Set the configuration. Set the Github and Mongolab credentials for core app.

vmc env-add contributingcode github_client_id= 'github client id'
vmc env-add contributingcode github_client_secret= 'github client secret'
vmc env-add contributingcode mongodb_host= 'host'
vmc env-add contributingcode mongodb_port= 'port'
vmc env-add contributingcode mongodb_username= 'username'
vmc env-add contributingcode mongodb_password= 'password'
vmc env-add contributingcode mongodb_db= 'db name'

Similarly, set the environmental variables to the worker app too.

The standalone worker app requires the same environment as the core app and thus all the environment variables should be set for the worker app as well. In addition, set the SendGrid credentials.

vmc env-add ccworker github_client_id= 'github client id'
vmc env-add ccworker github_client_secret= 'github client secret'
vmc env-add ccworker mongodb_host= 'host'
vmc env-add ccworker mongodb_port= 'port'
vmc env-add ccworker mongodb_username= 'username'
vmc env-add ccworker mongodb_password= 'password'
vmc env-add ccworker mongodb_db= 'db name'
vmc env-add ccworker sendgrid_username= 'sendgrid username'
vmc env-add ccworker sendgrid_password= 'sendgrid_password'

While running on localhost set mysql_pwd as follows:

export mysql\_pwd='mysql password'

Finally to start your app on CloudFoundry.com.

vmc app start contributingcode
vmc app start ccworker

Visit contributingcode.cloudfoundry.com to view my  web application. Your application should look similar, but as the core app and worker app names are subject to availability, your app name will be different from ‘contributingcode’.

To get the app running, fork the app from here.

The Right Tools For the Job

The bootstrapping of the app was done in one day with the basic registration system in place. Relying on some expert website mockups, I had all the functionality and HTML in place in just a couple of weeks. With some further testing and fine tuning, the app was easily deployed to CloudFoundry.com and open for registrations. While, the website needed several updates with new content and sections (e.g.
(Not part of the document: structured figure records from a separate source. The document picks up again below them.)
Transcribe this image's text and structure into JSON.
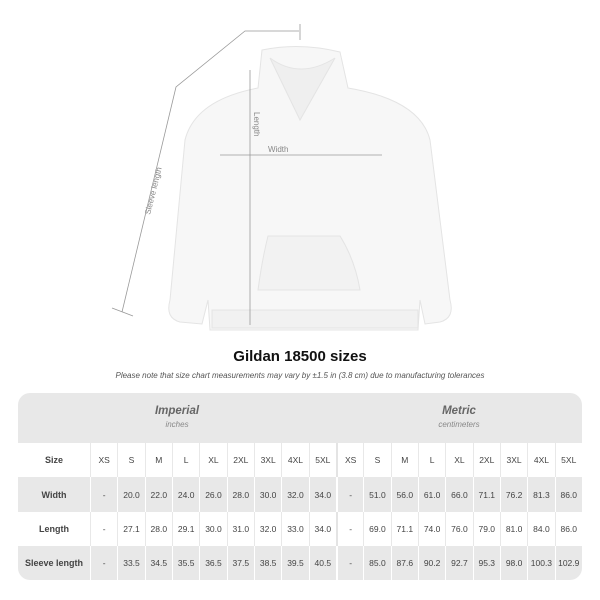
{
  "diagram": {
    "sleeve_label": "Sleeve length",
    "length_label": "Length",
    "width_label": "Width"
  },
  "title": "Gildan 18500 sizes",
  "note": "Please note that size chart measurements may vary by ±1.5 in (3.8 cm) due to manufacturing tolerances",
  "imperial": {
    "title": "Imperial",
    "unit": "inches"
  },
  "metric": {
    "title": "Metric",
    "unit": "centimeters"
  },
  "size_label": "Size",
  "sizes": [
    "XS",
    "S",
    "M",
    "L",
    "XL",
    "2XL",
    "3XL",
    "4XL",
    "5XL"
  ],
  "rows": [
    {
      "label": "Width",
      "imperial": [
        "-",
        "20.0",
        "22.0",
        "24.0",
        "26.0",
        "28.0",
        "30.0",
        "32.0",
        "34.0"
      ],
      "metric": [
        "-",
        "51.0",
        "56.0",
        "61.0",
        "66.0",
        "71.1",
        "76.2",
        "81.3",
        "86.0"
      ]
    },
    {
      "label": "Length",
      "imperial": [
        "-",
        "27.1",
        "28.0",
        "29.1",
        "30.0",
        "31.0",
        "32.0",
        "33.0",
        "34.0"
      ],
      "metric": [
        "-",
        "69.0",
        "71.1",
        "74.0",
        "76.0",
        "79.0",
        "81.0",
        "84.0",
        "86.0"
      ]
    },
    {
      "label": "Sleeve length",
      "imperial": [
        "-",
        "33.5",
        "34.5",
        "35.5",
        "36.5",
        "37.5",
        "38.5",
        "39.5",
        "40.5"
      ],
      "metric": [
        "-",
        "85.0",
        "87.6",
        "90.2",
        "92.7",
        "95.3",
        "98.0",
        "100.3",
        "102.9"
      ]
    }
  ],
  "colors": {
    "table_gray": "#e8e8e8",
    "line": "#999999"
  }
}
FAQ’s) it was all done with barely any downtime. Using a single Cloud Foundry command “vmc update” reduced the overhead in updating the website in multiple iterations to one step. This confirmed that we had made the right choice in using a PaaS rather than standing up our own infrastructure. This registration app has registered over 100 students, helping them to connect with each other and learn about the theme of the competition. I hope this blog helps you jumpstart your own web application development as well.